A lone tiger speaks to the audience on stage, cynical and uncensored, giving us his philosophy on the meaning of life. That’s not something you’re likely to see at a visit to the Bronx Zoo, nor would the tiger be actor Robin Williams.
Portraying the role of the Bengal tiger, Williams is brilliant and although it’s not the biggest part in the play, it is the most thought-provoking.
If you take away anything from “The Bengal Tiger at the Baghdad Zoo,” it’s that war is devastating. It changes anyone around it or in it, and not for the better. It makes you do things you never thought you would or could do. It can turn you into somebody you don’t even recognize. In this war, it isn’t who you are when you go in, but who you are when you come out, and can you live with yourself as that person?
Bold, witty, dark, and entertaining, the story takes place in Baghdad in the year 2003, right after the American invasion. With a phenomenal cast made up of mostly unknown actors, the show recounts a gripping story about the harsh realities of war. The story is told in part by a Bengal tiger who we get to see in both life and death and by two American soldiers and an Iraqi translator.
Kev and Tom are the two young American soldiers guarding a Bengal tiger in the Baghdad zoo in his cage.

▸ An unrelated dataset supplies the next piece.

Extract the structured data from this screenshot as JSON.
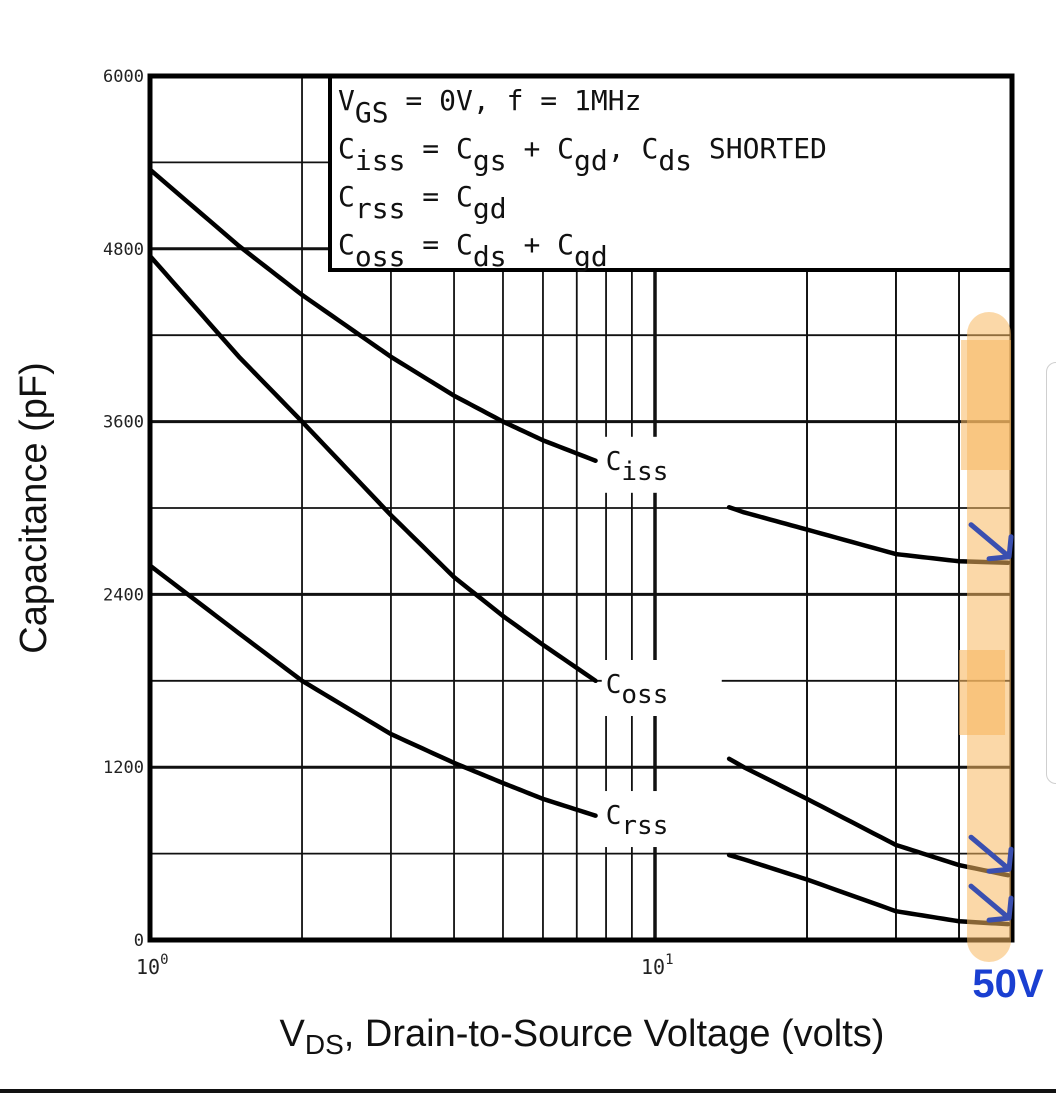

The tiger bites off Tom’s hand and Kev kills it. From there, the story takes you on a provocative journey with characters trapped in an earthly hell amidst violence, grief, confusion, and loneliness.
Kev, played so convincingly by Brad Fleischer, is the not too bright American soldier who tends to run his mouth and brag about imaginary feats. Although he talks tough, it’s obvious that Kev is just a scared, little boy in a war he isn’t ready to fight.
Tom, the slightly smarter and greedier American soldier, is well portrayed by Glenn Davis. Angry that he lost his hand to the tiger and not in real action, Tom’s goal is to reclaim possession of a gold gun and gold toilet seat he took during a raid at the Hussein home.
Tony-nominated Arian Moayad delivers a moving performance as Musa, an Iraqi Arabic translator for the American soldiers. Once a gardener who created topiaries of animals for the ruthless Uday Hussein, Musa is still fraught with the guilt of his sister’s murder and is haunted by her memory.
The most charismatic performance of the show is given by Hrach Titizian, who plays the slain Uday Hussein. Uday haunts Musa while carrying around and speaking to the head of his brother Qusay in a plastic bag, which is a gruesome, but quite amusing.
Playwright Rajiv Joseph, also a Pulitzer Prize Finalist for this work, has created a unique look into the consequences of war; how it infects everyone in its path, and what it truly means to be ‘lost.’
The play is very adult and raw, and definitely not meant for children. Confrontational with its theme, the play makes you think, feel, and question things you don’t want to. The experience will leave you uncomfortable, but that’s exactly the point.
This performance ran from March 3, 2011- July 3, 2011 at the Richard Rodgers Theatre.